Elysia grandifolia

Scientific classification
- Kingdom: Animalia
- Phylum: Mollusca
- Class: Gastropoda
- Superorder: Sacoglossa
- Family: Plakobranchidae
- Genus: Elysia
- Species: E. grandifolia
- Binomial name: Elysia grandifolia Kelaart,1858

= Elysia grandifolia =

- Authority: Kelaart,1858

Species of gastropod

Elysia grandifolia is a species of sea slug, a marine gastropod mollusc in the family Plakobranchidae native to the waters off southern India and Sri Lanka. It has colonised the waters of the eastern Mediterranean Sea.

==Taxonomy==
Edward Frederick Kelaart described the species in 1858 as Elysia grandifolia.
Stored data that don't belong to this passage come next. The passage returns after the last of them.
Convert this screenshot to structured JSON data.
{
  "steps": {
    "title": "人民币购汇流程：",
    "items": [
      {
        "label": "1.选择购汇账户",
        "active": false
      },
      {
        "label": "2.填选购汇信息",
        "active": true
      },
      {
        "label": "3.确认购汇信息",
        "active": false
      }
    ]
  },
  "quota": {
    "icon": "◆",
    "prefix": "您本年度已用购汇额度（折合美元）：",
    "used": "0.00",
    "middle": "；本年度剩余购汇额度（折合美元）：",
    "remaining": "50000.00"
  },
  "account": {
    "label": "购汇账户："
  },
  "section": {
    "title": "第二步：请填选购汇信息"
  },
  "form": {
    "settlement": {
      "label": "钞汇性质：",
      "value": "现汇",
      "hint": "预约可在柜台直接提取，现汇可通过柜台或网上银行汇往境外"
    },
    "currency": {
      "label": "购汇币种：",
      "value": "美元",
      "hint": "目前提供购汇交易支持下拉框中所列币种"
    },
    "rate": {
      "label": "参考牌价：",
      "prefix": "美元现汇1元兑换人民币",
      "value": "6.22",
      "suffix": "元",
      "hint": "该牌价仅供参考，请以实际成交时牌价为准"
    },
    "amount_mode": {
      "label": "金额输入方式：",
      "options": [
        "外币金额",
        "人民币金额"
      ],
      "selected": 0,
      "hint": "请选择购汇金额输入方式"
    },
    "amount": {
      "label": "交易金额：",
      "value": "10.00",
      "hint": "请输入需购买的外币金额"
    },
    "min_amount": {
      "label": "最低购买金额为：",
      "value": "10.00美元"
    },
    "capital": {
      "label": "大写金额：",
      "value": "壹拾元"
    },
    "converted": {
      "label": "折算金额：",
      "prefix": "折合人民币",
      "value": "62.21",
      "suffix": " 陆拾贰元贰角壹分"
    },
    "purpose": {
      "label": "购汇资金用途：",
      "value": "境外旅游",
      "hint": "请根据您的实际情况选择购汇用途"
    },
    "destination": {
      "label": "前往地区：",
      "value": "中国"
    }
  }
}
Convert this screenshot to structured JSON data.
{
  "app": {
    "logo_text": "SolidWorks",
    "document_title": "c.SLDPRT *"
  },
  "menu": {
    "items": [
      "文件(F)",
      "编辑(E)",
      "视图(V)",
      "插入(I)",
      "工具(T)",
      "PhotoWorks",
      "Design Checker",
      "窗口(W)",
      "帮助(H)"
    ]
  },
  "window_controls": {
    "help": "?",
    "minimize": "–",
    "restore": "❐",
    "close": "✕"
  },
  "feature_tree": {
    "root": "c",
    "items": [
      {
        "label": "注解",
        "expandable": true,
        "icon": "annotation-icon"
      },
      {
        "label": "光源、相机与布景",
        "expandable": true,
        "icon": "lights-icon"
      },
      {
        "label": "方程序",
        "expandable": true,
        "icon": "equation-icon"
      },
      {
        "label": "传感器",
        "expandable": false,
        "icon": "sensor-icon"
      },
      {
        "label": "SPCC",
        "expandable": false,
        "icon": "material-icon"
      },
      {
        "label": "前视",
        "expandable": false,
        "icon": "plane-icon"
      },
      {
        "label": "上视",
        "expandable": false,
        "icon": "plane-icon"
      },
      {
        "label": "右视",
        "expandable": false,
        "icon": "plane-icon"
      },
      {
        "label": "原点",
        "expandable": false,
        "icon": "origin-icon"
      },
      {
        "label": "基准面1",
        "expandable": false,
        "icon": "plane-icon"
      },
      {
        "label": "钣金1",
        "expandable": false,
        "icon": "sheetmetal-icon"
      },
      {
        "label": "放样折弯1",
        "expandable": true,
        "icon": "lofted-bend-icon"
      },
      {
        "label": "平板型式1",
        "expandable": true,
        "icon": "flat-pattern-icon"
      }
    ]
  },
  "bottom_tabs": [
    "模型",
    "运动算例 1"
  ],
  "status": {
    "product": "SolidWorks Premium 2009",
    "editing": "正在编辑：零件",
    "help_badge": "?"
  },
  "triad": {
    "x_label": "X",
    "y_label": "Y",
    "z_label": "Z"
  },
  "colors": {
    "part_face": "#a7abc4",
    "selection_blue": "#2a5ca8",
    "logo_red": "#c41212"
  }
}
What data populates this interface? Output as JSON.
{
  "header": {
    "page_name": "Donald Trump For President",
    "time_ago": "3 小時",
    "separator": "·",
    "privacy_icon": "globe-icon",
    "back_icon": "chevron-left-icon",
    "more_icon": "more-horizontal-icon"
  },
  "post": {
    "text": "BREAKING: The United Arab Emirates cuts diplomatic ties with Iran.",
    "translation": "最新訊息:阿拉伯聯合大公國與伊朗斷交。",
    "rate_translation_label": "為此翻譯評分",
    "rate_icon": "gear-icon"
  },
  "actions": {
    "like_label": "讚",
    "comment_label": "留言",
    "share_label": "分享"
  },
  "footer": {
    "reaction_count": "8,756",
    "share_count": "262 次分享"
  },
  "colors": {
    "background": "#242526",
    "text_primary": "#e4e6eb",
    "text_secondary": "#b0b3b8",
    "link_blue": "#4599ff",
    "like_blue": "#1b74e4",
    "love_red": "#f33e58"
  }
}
He was unsure of its placement within the genus, and considered the new genus name Hydropsyche as an alternative. Kelaart was a military surgeon who became interested in marine life after seeing an aquarium in London, and set about describing nudibranchs off the waters of Ceylon (Sri Lanka), where he was stationed.

==Description==
Sometimes reaching 12 cm (4.8 in) long, Elysia grandifolia has a light green head and body, marked with white and more rarely black spots. The head and neck are bare, apart from bearing two tentacles folded along the sides of the head. The body is wider at the front and tapers to a point at the rear, and lacks a distinct foot. The mouth lies underneath. Running along the length of the body on each side is a veiny green wing-like membrane—known as a parapodium—with black and gold margin. Laterally it can measure 6.35 cm (2.5 in) across with wings expanded. Kelaart wrote, "The whole animal gives one the idea of a large leaf and, when moving, that of a butterfly.", adding that the pulsating heart was visible in the middle of its back.

==Distribution==
This marine species is found on seaweed in the waters off Sri Lanka and southern India. It is an introduced species in the eastern basin of the Mediterranean Sea, where it has been recorded off the coast of Turkey and Israel.